Thursday, October 05, 2006

Not in the script!

Here’s just a few examples of interventions I have made with patients this week (who ever said that community pharmacy is only about counting tablets and selling hairsprays – we continue to be a vital part of patient care!):

1. The patient who came in with a script for his existing antidepressant therapy, plus a new script for fluoxetine. I was expecting to either have a conversation with him about stopping the existing antidepressant and starting the fluoxetine, or about taking them both together (this happens a lot round here). What I wasn’t expecting was the patient to ask if his new ‘antihistamine’ was a good one and to have no idea about a change to his antidepressant therapy. So rather than try and sort this one out over the phone the patient went back to see the GP, and came back with another script for an antihistamine and with the knowledge that the GP did want him to take the two antidepressants together.

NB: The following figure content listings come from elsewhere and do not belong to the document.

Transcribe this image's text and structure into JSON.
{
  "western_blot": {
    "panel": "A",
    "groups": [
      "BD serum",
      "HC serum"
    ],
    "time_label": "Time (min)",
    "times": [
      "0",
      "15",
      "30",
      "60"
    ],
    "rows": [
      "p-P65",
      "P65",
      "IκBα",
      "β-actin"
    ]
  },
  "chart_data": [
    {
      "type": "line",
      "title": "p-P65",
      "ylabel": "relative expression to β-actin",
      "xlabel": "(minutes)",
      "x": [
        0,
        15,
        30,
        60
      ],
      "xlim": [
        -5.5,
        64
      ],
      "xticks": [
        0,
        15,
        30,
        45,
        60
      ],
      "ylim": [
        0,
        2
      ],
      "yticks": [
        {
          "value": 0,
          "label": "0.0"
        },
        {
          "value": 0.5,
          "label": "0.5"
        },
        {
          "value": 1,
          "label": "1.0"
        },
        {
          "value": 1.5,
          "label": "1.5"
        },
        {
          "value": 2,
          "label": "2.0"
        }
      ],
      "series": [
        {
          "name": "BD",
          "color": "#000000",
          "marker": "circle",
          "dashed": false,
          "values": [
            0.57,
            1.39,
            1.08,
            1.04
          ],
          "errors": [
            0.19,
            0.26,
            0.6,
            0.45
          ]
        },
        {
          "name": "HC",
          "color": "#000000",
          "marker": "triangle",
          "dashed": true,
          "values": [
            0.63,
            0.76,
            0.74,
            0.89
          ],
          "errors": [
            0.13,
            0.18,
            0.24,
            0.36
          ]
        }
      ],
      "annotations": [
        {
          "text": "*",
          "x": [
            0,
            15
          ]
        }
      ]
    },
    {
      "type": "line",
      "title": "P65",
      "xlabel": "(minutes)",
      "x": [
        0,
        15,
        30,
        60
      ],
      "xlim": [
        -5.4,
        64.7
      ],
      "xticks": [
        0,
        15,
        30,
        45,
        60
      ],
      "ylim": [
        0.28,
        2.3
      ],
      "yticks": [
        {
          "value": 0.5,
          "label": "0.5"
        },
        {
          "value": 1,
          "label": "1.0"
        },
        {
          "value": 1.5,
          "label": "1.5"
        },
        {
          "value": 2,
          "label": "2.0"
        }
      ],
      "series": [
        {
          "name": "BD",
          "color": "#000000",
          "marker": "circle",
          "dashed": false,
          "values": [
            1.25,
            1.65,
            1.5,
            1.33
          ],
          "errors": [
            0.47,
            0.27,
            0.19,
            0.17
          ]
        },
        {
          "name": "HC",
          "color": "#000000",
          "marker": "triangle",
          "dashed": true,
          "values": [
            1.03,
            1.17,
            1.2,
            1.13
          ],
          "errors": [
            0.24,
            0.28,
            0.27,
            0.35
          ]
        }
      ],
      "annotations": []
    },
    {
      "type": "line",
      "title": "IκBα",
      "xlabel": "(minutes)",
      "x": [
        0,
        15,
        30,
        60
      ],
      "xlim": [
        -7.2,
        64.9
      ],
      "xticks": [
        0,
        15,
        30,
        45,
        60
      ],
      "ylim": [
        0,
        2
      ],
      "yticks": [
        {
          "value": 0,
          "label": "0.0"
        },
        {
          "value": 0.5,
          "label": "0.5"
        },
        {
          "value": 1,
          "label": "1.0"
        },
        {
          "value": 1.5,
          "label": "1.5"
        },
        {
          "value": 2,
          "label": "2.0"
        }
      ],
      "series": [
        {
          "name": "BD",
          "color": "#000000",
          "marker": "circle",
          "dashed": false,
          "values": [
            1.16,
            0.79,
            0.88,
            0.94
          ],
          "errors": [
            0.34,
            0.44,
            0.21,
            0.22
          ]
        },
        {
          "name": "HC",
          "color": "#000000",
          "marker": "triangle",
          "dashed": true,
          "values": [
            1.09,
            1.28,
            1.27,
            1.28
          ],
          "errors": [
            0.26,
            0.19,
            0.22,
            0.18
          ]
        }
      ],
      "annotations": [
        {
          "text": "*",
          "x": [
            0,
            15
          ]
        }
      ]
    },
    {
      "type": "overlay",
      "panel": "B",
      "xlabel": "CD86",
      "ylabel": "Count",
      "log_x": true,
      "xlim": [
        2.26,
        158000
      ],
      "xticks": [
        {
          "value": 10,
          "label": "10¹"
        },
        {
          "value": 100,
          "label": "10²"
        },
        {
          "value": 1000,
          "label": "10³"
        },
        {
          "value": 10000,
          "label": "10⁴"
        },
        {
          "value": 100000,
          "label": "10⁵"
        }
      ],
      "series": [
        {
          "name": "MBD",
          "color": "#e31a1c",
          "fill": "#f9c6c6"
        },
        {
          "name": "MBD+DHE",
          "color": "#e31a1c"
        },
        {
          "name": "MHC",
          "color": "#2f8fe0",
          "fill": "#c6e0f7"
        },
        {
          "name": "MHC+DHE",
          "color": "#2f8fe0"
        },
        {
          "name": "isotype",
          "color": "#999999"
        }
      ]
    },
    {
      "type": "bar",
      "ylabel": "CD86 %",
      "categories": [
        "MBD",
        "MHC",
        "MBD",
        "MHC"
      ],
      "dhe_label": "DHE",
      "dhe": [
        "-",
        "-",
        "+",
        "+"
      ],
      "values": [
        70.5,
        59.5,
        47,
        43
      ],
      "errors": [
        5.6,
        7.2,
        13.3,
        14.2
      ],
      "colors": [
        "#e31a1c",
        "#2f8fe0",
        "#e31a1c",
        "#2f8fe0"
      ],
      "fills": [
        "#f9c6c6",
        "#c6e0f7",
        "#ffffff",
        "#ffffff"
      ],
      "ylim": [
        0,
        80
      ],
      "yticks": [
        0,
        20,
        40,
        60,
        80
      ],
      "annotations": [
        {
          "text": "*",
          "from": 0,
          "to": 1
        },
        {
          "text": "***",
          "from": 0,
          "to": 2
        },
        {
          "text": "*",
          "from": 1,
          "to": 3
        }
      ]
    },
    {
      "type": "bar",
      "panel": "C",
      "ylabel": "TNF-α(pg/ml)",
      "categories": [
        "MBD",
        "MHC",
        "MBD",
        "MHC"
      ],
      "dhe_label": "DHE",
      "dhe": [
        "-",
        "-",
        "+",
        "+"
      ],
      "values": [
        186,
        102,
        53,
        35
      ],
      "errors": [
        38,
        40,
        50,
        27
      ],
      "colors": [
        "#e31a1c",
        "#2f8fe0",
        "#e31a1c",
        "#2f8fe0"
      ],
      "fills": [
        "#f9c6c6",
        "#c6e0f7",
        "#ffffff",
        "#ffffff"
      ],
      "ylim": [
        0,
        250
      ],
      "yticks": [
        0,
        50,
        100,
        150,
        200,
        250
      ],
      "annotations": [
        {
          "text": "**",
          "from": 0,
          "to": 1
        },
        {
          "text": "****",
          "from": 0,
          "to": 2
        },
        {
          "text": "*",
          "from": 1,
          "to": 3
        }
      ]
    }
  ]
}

2. The carer who came in with a hospital script for a new client with schizophrenia. The antipsychotic was to be labelled ‘1 TDS for signs of anxiety’, and the procyclidine was to be labelled ‘1 TDS prn for extra pyramidal side effects’. So we wondered if the carer would know what these side effects were, and she didn’t. She also didn’t know that these side effects would be caused by the antipsychotic hence the need to take the two drugs together should these side effects arise. So we settled on labelling the procyclidine ‘1 TDS prn for side effects due to antipsychotic’ and explained exactly what EPSE were.

3. The patient prescribed the recently launched drug for obesity and had only been told by the GP that it was ‘very expensive’. So I filled her in on the rest!